The first major section of each 'clean-up' process tasks you with collecting all the 'Tears of Light', which take the form of invisible dark insects that lurk in the darkest corners. Seeking them out involves switching into the wolf's 'sense' mode, which is effectively like a sort of night vision that enables you to detect things otherwise invisible to the naked eye - like scent and places you can dig down into. Acting as a subtle introduction to the plight of the characters that inhabit these darkened alternate dimensions, they can't see you, but switching to sense mode lets you listen to their fearful mutterings - once you've rounded up all the tears, light returns to the land and the characters give further information on what else is going wrong nearby.
Might as well jump
At that point, you become Link again, and venture further into the kingdom to engage in what usually amounts to really engaging platform puzzling with a hefty dose of (ridiculously easy) combat thrown into the mix.

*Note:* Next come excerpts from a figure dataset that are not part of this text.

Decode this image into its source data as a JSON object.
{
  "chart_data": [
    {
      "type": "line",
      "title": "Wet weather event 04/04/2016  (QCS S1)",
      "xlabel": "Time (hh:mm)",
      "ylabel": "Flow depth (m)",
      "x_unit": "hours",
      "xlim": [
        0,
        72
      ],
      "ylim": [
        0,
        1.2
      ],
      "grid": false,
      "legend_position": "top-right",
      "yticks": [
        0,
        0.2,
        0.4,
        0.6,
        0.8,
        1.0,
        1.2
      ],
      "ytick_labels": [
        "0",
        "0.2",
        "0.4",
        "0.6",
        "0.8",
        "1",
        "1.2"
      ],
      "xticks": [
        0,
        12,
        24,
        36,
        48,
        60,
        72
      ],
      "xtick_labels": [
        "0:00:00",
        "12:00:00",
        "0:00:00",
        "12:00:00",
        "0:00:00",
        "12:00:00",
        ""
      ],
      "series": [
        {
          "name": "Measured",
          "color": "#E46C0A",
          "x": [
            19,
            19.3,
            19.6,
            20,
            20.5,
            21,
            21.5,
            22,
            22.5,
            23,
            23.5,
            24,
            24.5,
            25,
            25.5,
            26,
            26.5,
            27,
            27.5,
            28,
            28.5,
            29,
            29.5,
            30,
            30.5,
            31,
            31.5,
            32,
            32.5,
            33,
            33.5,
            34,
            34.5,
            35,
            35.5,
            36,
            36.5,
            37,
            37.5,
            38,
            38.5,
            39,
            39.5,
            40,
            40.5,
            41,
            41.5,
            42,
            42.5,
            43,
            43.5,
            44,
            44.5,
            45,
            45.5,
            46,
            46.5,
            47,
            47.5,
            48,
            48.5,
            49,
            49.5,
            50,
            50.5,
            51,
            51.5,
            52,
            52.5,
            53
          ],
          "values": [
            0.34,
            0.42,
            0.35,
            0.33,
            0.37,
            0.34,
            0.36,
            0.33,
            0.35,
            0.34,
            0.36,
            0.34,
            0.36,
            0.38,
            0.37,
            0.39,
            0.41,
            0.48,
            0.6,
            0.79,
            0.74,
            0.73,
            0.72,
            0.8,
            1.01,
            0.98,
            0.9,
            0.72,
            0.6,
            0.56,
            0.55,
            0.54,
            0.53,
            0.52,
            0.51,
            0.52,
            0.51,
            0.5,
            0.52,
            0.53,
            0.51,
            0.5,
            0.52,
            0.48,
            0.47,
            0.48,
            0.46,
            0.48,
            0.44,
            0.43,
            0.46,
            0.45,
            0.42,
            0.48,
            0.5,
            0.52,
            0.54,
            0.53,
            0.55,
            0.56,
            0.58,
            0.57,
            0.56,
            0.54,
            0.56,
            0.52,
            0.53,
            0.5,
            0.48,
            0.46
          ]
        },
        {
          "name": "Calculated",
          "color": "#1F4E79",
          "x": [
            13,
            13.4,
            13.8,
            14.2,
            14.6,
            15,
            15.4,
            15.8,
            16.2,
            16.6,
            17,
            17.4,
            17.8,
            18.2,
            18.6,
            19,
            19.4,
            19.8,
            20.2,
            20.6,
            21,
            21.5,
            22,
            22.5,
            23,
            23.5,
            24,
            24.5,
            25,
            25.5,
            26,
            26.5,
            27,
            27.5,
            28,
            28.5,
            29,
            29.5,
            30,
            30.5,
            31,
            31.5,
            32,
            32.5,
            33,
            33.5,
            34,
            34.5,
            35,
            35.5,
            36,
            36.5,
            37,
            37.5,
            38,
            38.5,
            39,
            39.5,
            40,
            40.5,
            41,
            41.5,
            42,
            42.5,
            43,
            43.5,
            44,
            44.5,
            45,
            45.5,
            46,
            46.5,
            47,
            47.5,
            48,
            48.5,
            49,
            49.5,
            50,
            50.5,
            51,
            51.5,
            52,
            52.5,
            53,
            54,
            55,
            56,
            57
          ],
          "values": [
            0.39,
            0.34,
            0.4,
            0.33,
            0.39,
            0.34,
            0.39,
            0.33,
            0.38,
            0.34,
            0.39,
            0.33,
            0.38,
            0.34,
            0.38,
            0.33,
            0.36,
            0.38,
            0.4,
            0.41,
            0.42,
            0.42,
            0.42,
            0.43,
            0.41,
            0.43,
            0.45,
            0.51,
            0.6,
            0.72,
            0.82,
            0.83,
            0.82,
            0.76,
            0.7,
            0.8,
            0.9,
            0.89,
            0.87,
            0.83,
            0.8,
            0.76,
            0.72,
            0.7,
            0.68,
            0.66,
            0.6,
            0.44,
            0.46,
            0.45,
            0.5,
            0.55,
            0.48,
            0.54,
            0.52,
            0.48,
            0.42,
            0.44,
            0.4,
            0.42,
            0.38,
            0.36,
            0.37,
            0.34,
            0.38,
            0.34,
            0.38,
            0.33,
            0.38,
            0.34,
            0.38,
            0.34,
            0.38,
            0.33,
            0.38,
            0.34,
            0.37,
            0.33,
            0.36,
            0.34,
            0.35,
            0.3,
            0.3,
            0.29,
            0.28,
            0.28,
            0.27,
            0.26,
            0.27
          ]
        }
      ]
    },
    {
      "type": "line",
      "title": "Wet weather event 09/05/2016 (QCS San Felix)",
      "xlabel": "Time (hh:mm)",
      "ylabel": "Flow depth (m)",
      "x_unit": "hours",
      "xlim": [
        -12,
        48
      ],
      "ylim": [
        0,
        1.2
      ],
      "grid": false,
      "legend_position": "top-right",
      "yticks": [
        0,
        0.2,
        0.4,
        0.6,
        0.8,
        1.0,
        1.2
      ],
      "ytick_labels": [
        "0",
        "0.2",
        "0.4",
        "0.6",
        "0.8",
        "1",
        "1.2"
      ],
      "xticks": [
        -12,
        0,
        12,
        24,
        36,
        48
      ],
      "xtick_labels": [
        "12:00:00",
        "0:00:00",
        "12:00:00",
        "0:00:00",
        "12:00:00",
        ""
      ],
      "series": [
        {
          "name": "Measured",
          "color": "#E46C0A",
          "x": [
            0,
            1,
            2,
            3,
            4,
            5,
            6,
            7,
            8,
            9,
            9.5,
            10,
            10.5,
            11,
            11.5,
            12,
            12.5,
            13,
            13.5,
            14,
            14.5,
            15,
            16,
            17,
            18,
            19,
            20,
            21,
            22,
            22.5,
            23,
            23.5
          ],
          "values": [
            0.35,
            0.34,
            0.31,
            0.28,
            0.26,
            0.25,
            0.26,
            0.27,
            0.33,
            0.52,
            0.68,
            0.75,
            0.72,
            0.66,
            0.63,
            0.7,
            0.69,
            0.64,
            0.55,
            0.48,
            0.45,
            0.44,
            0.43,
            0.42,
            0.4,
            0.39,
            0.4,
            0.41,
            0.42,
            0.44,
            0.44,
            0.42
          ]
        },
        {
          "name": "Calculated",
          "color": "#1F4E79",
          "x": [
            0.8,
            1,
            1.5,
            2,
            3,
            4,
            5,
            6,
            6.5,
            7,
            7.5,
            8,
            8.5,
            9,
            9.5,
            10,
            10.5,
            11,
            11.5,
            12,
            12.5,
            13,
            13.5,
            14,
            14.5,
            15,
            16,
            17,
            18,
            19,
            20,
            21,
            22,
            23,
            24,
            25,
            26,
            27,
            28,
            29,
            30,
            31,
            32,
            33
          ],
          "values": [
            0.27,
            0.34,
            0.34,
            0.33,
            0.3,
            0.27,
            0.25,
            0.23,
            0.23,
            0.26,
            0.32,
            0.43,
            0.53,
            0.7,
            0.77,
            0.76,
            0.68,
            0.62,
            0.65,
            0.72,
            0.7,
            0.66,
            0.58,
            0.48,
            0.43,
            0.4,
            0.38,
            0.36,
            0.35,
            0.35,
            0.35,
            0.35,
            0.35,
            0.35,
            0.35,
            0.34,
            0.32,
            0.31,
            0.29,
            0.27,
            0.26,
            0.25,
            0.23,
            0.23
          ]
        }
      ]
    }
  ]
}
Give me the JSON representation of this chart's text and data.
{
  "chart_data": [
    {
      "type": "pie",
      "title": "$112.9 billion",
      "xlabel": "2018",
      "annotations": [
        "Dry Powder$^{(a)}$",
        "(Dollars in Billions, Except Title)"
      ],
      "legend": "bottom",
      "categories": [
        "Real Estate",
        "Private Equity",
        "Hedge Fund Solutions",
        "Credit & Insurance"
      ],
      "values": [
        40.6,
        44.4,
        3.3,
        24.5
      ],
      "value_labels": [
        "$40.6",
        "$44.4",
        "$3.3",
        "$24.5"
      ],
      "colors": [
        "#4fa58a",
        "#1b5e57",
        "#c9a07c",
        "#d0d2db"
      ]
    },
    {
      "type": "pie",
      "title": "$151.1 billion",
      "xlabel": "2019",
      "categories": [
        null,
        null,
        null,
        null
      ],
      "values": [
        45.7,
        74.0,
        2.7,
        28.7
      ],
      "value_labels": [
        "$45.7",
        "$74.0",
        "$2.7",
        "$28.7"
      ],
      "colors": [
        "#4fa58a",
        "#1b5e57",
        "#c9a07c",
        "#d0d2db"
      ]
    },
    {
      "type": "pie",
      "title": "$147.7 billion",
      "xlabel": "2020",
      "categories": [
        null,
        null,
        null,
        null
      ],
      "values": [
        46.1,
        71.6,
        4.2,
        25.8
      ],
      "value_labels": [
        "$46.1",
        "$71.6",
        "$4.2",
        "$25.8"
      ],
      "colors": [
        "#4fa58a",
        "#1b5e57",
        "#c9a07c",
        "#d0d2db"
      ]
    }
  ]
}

Reminiscent of the crafted, cunningly designed early Tomb Raider games, the widescreen vision of Shadow of the Colossus and the masterfully devious Metroid Prime titles, you find yourself slowly chipping away at the task in hand by activating switches, performing timed jumps, collecting essential artefacts, freeing unfortunates and, eventually, meeting fearful, screen-filling bosses. Well, they look fearful to begin with, at least, but are all pretty easy to dispatch thanks to the game's continuation of its rather forgiving (but nevertheless fairly entertaining) combat mechanics.
To begin with you might not be all that impressed with the way Twilight Princess utilises the controller. A lot of the time it feels like the game's 'grunt combat' has been shaped around the Wii controller's novelty value ahead of genuine innovation. For example, you essentially shake the nunchuck to pull off a spin attack, and wobble the Wii remote left and right to pull off a slice - and neither require any real skill or timing whatsoever, which is a bit of a wasted opportunity and will only add weight to the argument that most games simply don't benefit from novelty controllers. It's not made any more impressive as a technical demonstration by the fact that the game allows you to Z-lock-on, flail indiscriminately and still succeed - something that could have been adequately mapped to two buttons on the Wii remote. Making people look like they're having some sort of seizure in front of their screens isn't the way to grow the videogames market, and might make the Cube version more fun in one small respect.
Having said that, Nintendo does make excellent use of the Wii remote's motion sensing ability elsewhere. For example, weapons that require you to aim, such as the slingshot, bow and arrow, the wind-powered Gale boomerang and the claw chain grapple require you physically aim the Wii remote at the screen and target objects and enemies yourself. The sensitivity of such actions means that it does take a bit of getting used to, but it's a novelty that doesn't wear off. To start with it gives you a simple means of firing your slingshot at enemies, but throughout the game new items get added to your arsenal that not only help you solve certain puzzles, but show off the new controller in a better light.